About 20 people gathered to protest in front of the Islamic Center and across the adjacent streets. Gail Rubin, the organizer of Davis United Against Hate, said the group is a “loose affiliation of residents in the community.” Recently, Rubin’s guest opinion piece was published in The Davis Enterprise. In the opinion piece, she asked members of the community to join her group in the “peaceful interfaith vigil” they held on Oct. 22 from 4 to 6 p.m.

“UC Davis students who are Muslims, all they have to do is cross the street […] and hear those words now to become radicalized,” Rubin said. “We’re here to say, ‘He needs to go.’ We are here because the interfaith community is being cynically manipulated by this Imam to stand with them as a show of solidarity.”

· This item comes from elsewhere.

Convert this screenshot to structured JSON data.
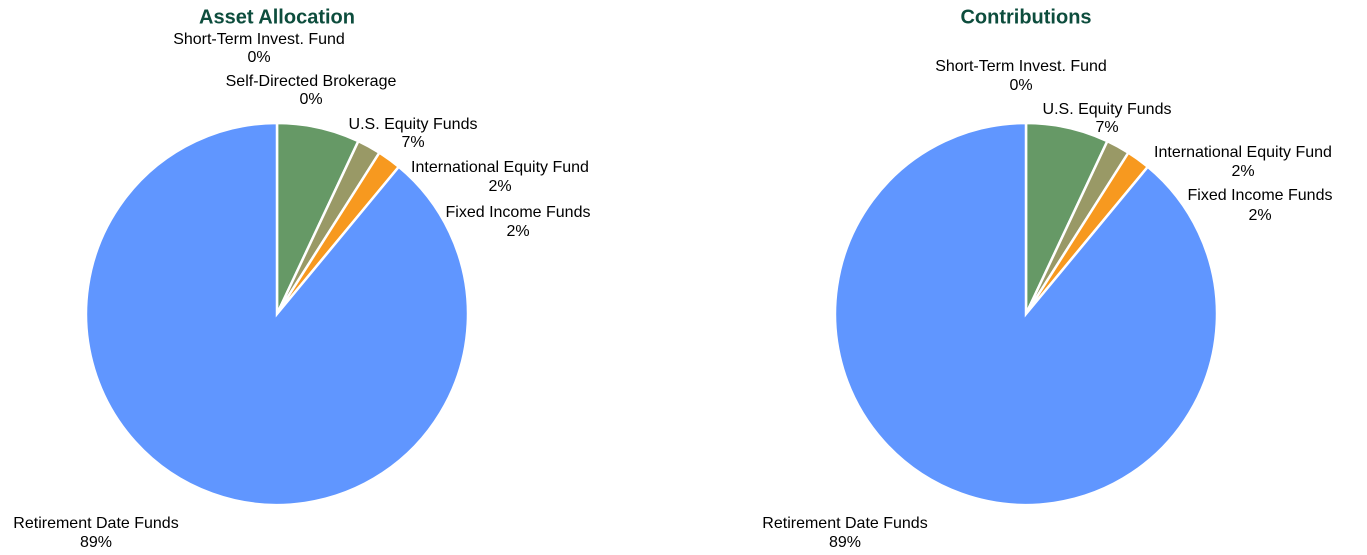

Frohar Osmani, a third-year international relations major, said the Islamic Center of Davis is where she and others go to feel safe; “one person doesn’t represent Islam,” Osmani said.

Protesters held signs that read “I am a Jew. Here in Davis an Imam wants me and my family DEAD,” “Speak out no hate peace please,” “teach love practice tolerance,” “no hate in Davis words hurt” and “stop attending Mosque that preaches genocide of the Jews.”

Alexander Groth, a professor emeritus from UC Davis’ Department of Political Science as well as a survivor of the Holocaust from the Warsaw ghetto, was one of the protesters in attendance. Groth emphasized the need to stand up against hateful and anti-Semitic speech and likened Shahin’s speech to Hitler’s call for the “decimation of Jews” in World War II. He also expressed dismay that the Davis “city council has done nothing” in response to the July sermon.